Nose - Very fudgy. Some dunnage notes and funkier peat. Mixed berry jam. How about brownies with a raspberry ribbon?
Palate - Starts with honey, oranges and lots of fresh ginger. But then the K8's heat comes blasting in. It turns tangy and peppery. With port-like berries and pretzels?
Finish - A gingery sizzle on the tongue. Tangy and sour citrus. Pepper. Less heat.
Commentary: It's an improvement. It's also sort of a mess on the palate. The nose works though. Fascinating how just a little bit of the 43%abv 18yo malt totally turned the nose around.
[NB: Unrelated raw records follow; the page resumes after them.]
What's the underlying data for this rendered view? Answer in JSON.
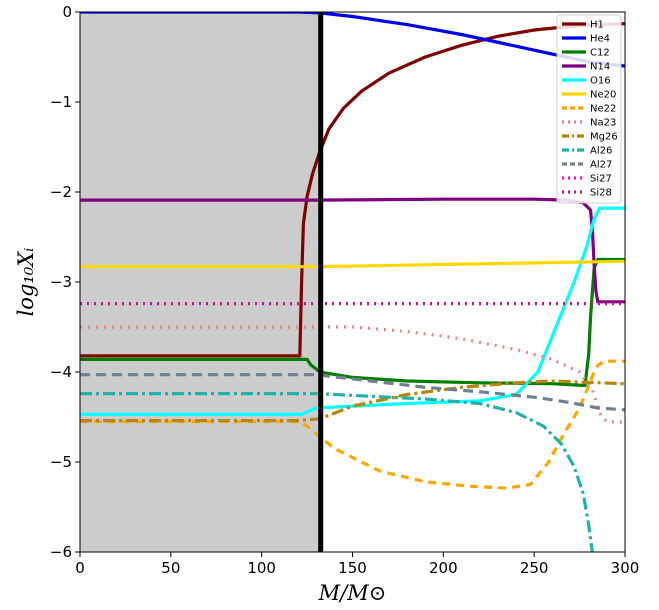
{
  "chart_data": {
    "type": "line",
    "title": "",
    "xlabel": "M/M⊙",
    "ylabel": "log₁₀Xᵢ",
    "xlim": [
      0,
      300
    ],
    "ylim": [
      -6,
      0
    ],
    "x_ticks": [
      "0",
      "50",
      "100",
      "150",
      "200",
      "250",
      "300"
    ],
    "y_ticks": [
      "0",
      "−1",
      "−2",
      "−3",
      "−4",
      "−5",
      "−6"
    ],
    "legend_position": "top-right",
    "grid": false,
    "shaded_region": {
      "x_from": 0,
      "x_to": 132.5,
      "color": "#cccccc"
    },
    "vertical_line": {
      "x": 132.5,
      "color": "#000000"
    },
    "series": [
      {
        "name": "H1",
        "color": "#800000",
        "dash": "solid",
        "points": [
          [
            0,
            -3.82
          ],
          [
            121,
            -3.82
          ],
          [
            122,
            -3.0
          ],
          [
            123,
            -2.35
          ],
          [
            125,
            -2.05
          ],
          [
            128,
            -1.8
          ],
          [
            132,
            -1.55
          ],
          [
            137,
            -1.3
          ],
          [
            145,
            -1.07
          ],
          [
            155,
            -0.88
          ],
          [
            170,
            -0.68
          ],
          [
            190,
            -0.5
          ],
          [
            210,
            -0.37
          ],
          [
            230,
            -0.27
          ],
          [
            250,
            -0.2
          ],
          [
            270,
            -0.16
          ],
          [
            285,
            -0.14
          ],
          [
            300,
            -0.13
          ]
        ]
      },
      {
        "name": "He4",
        "color": "#0000ee",
        "dash": "solid",
        "points": [
          [
            0,
            0
          ],
          [
            120,
            0
          ],
          [
            132,
            -0.01
          ],
          [
            150,
            -0.05
          ],
          [
            180,
            -0.14
          ],
          [
            210,
            -0.25
          ],
          [
            240,
            -0.38
          ],
          [
            265,
            -0.49
          ],
          [
            282,
            -0.56
          ],
          [
            300,
            -0.6
          ]
        ]
      },
      {
        "name": "C12",
        "color": "#007f00",
        "dash": "solid",
        "points": [
          [
            0,
            -3.86
          ],
          [
            125,
            -3.86
          ],
          [
            127,
            -3.92
          ],
          [
            132,
            -4.0
          ],
          [
            150,
            -4.06
          ],
          [
            180,
            -4.1
          ],
          [
            220,
            -4.12
          ],
          [
            260,
            -4.13
          ],
          [
            278,
            -4.15
          ],
          [
            280,
            -3.8
          ],
          [
            281,
            -3.4
          ],
          [
            283,
            -2.85
          ],
          [
            285,
            -2.75
          ],
          [
            300,
            -2.75
          ]
        ]
      },
      {
        "name": "N14",
        "color": "#800080",
        "dash": "solid",
        "points": [
          [
            0,
            -2.09
          ],
          [
            130,
            -2.09
          ],
          [
            200,
            -2.08
          ],
          [
            250,
            -2.08
          ],
          [
            268,
            -2.09
          ],
          [
            277,
            -2.12
          ],
          [
            281,
            -2.2
          ],
          [
            282,
            -2.4
          ],
          [
            283,
            -2.8
          ],
          [
            284,
            -3.1
          ],
          [
            285,
            -3.22
          ],
          [
            300,
            -3.22
          ]
        ]
      },
      {
        "name": "O16",
        "color": "#00ffff",
        "dash": "solid",
        "points": [
          [
            0,
            -4.47
          ],
          [
            122,
            -4.47
          ],
          [
            130,
            -4.4
          ],
          [
            150,
            -4.38
          ],
          [
            180,
            -4.35
          ],
          [
            220,
            -4.32
          ],
          [
            240,
            -4.25
          ],
          [
            252,
            -4.0
          ],
          [
            262,
            -3.5
          ],
          [
            272,
            -3.0
          ],
          [
            279,
            -2.6
          ],
          [
            283,
            -2.3
          ],
          [
            286,
            -2.18
          ],
          [
            300,
            -2.18
          ]
        ]
      },
      {
        "name": "Ne20",
        "color": "#ffd700",
        "dash": "solid",
        "points": [
          [
            0,
            -2.83
          ],
          [
            130,
            -2.83
          ],
          [
            300,
            -2.77
          ]
        ]
      },
      {
        "name": "Ne22",
        "color": "#ffa500",
        "dash": "8,6",
        "points": [
          [
            0,
            -4.55
          ],
          [
            120,
            -4.55
          ],
          [
            125,
            -4.6
          ],
          [
            140,
            -4.85
          ],
          [
            165,
            -5.1
          ],
          [
            190,
            -5.22
          ],
          [
            215,
            -5.27
          ],
          [
            235,
            -5.29
          ],
          [
            248,
            -5.25
          ],
          [
            258,
            -5.0
          ],
          [
            266,
            -4.7
          ],
          [
            275,
            -4.4
          ],
          [
            280,
            -4.15
          ],
          [
            284,
            -3.95
          ],
          [
            288,
            -3.88
          ],
          [
            300,
            -3.88
          ]
        ]
      },
      {
        "name": "Na23",
        "color": "#f08080",
        "dash": "2,6",
        "points": [
          [
            0,
            -3.5
          ],
          [
            130,
            -3.5
          ],
          [
            150,
            -3.5
          ],
          [
            180,
            -3.55
          ],
          [
            210,
            -3.63
          ],
          [
            240,
            -3.75
          ],
          [
            260,
            -3.86
          ],
          [
            275,
            -4.0
          ],
          [
            282,
            -4.2
          ],
          [
            287,
            -4.5
          ],
          [
            290,
            -4.55
          ],
          [
            300,
            -4.56
          ]
        ]
      },
      {
        "name": "Mg26",
        "color": "#b8860b",
        "dash": "12,4,3,4",
        "points": [
          [
            0,
            -4.54
          ],
          [
            120,
            -4.54
          ],
          [
            132,
            -4.52
          ],
          [
            150,
            -4.38
          ],
          [
            180,
            -4.25
          ],
          [
            210,
            -4.17
          ],
          [
            240,
            -4.12
          ],
          [
            260,
            -4.1
          ],
          [
            300,
            -4.13
          ]
        ]
      },
      {
        "name": "Al26",
        "color": "#20b2aa",
        "dash": "12,4,3,4",
        "points": [
          [
            0,
            -4.24
          ],
          [
            130,
            -4.24
          ],
          [
            160,
            -4.27
          ],
          [
            190,
            -4.3
          ],
          [
            220,
            -4.35
          ],
          [
            240,
            -4.45
          ],
          [
            255,
            -4.6
          ],
          [
            265,
            -4.8
          ],
          [
            272,
            -5.05
          ],
          [
            277,
            -5.35
          ],
          [
            280,
            -5.7
          ],
          [
            282,
            -6.0
          ]
        ]
      },
      {
        "name": "Al27",
        "color": "#708090",
        "dash": "10,6",
        "points": [
          [
            0,
            -4.03
          ],
          [
            130,
            -4.03
          ],
          [
            160,
            -4.1
          ],
          [
            190,
            -4.17
          ],
          [
            220,
            -4.22
          ],
          [
            250,
            -4.28
          ],
          [
            270,
            -4.34
          ],
          [
            285,
            -4.4
          ],
          [
            300,
            -4.42
          ]
        ]
      },
      {
        "name": "Si27",
        "color": "#ff00ff",
        "dash": "2,6",
        "points": []
      },
      {
        "name": "Si28",
        "color": "#c71585",
        "dash": "2,5",
        "points": [
          [
            0,
            -3.24
          ],
          [
            300,
            -3.24
          ]
        ]
      }
    ]
  }
}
Nose - More grapes. Cocoa and baked blueberries. The peat fades into a soil-like note. Chocolate malt, nougat, graphite and a hint of lime.
Palate - Softer heat and more graceful peat. Limes, berries, light florals, milk chocolate. Mothballs. Less ginger. A bit winey at times.
Finish - Big. Ginger, pepper, citrus candy and peat.
Comments: Best mouthfeel and longest finish of the foursome. It's the closest to a complete product, though again the theoretically thinned out older malt still knocks the younger stuff right over in the mix. More of the 18yo would have hidden the Kilkerran entirely. Though that's not the worst thing, it also wouldn't result in a balanced blend.

KILL GROUSE, THE ELDER wins the battle, and that was entirely due to the surprisingly muscular Famous Grouse 18yo malt. But. Kilkerran Work in Progress editions 5 through 7 (all woods) would beat all four of these contestants by some margin. So I'm going to steer clear of the Kilkerran CSes until they pick up some age or a few sherry casks.